The competition between rabbits, foxes and possibly other animals can be modeled using discrete event simulation, which could be considered a design pattern per se (simulation clock, event queue, …).

The objects may implement Strategy pattern. The execute method could be named decideAction in this case – it would get the old state of the world (read-only) and produce a decision (description of an action).

The simulation would plan the event that results from the decision, then. When the event is processed, the simulation will change the state of the world. Thus, the simulation could be considered an instance of Mediator pattern because it isolates the agents from direct interaction – they just see the state of the world and produce decisions, while production of new state of the world and evaluation of rules (such as velocities and detection of successful bite or escape) is left to the simulation.

To make all agents’ (animals’) decisions simultaneous, plan all events to happen simultaneously (in the simulation time) and update the world state only after all events occurring at the same simulation time have been processed (the decisions have been made).

You would not need the event queue and simulation clock, then. Just a loop that gathers all the decisions and finally updates the state of the world in each iteration would be enough.
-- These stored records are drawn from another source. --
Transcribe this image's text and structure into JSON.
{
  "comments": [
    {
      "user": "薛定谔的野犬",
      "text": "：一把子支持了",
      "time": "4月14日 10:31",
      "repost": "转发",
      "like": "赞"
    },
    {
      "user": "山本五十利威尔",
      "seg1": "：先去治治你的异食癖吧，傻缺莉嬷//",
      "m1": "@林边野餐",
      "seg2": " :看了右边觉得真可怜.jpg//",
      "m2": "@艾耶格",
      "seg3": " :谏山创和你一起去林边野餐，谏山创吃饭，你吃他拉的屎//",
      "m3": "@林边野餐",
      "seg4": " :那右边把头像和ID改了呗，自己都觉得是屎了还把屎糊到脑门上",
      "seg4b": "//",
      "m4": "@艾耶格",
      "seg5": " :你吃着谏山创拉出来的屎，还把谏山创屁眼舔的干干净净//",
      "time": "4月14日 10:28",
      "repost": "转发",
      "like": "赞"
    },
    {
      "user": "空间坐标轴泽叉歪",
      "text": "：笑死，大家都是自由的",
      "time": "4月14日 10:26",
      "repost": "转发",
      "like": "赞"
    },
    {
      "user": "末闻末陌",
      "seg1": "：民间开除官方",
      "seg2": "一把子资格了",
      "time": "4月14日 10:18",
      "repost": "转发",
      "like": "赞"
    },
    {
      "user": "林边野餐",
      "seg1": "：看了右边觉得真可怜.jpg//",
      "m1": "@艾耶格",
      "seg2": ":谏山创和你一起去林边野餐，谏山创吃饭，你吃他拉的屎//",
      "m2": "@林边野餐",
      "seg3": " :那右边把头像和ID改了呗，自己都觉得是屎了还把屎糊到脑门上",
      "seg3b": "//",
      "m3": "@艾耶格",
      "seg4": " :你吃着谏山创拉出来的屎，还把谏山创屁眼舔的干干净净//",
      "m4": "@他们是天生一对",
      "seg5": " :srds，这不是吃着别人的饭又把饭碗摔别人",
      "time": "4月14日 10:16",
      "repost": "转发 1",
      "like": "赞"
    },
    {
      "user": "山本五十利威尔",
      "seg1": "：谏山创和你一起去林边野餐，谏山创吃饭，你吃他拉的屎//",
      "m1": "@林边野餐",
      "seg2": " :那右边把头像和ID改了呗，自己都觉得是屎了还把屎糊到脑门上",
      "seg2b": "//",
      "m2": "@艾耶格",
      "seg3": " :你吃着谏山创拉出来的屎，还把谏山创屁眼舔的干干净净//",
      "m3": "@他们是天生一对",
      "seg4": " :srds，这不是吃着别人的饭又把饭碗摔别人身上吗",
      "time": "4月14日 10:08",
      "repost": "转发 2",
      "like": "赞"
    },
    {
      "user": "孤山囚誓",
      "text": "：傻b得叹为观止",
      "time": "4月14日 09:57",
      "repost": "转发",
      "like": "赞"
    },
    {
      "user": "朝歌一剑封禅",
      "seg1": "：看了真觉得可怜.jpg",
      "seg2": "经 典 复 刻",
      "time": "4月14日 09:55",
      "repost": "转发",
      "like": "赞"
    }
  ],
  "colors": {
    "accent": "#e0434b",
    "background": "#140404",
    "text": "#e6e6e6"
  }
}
This may not be what you want, though, e.g. because initially, it might take some time to a rabbit to notice that a fox is approaching. It might be more interesting if the timeout between events for an animal (reaction time) varies with its state (alert, sleeping, etc.).

The amount of activity per “turn” cannot be limited, when the animal can directly change the world state and is implemented using almost arbitrary code. If the animal just describes its action, its type and parameters can be validated by the simulation and possibly rejected.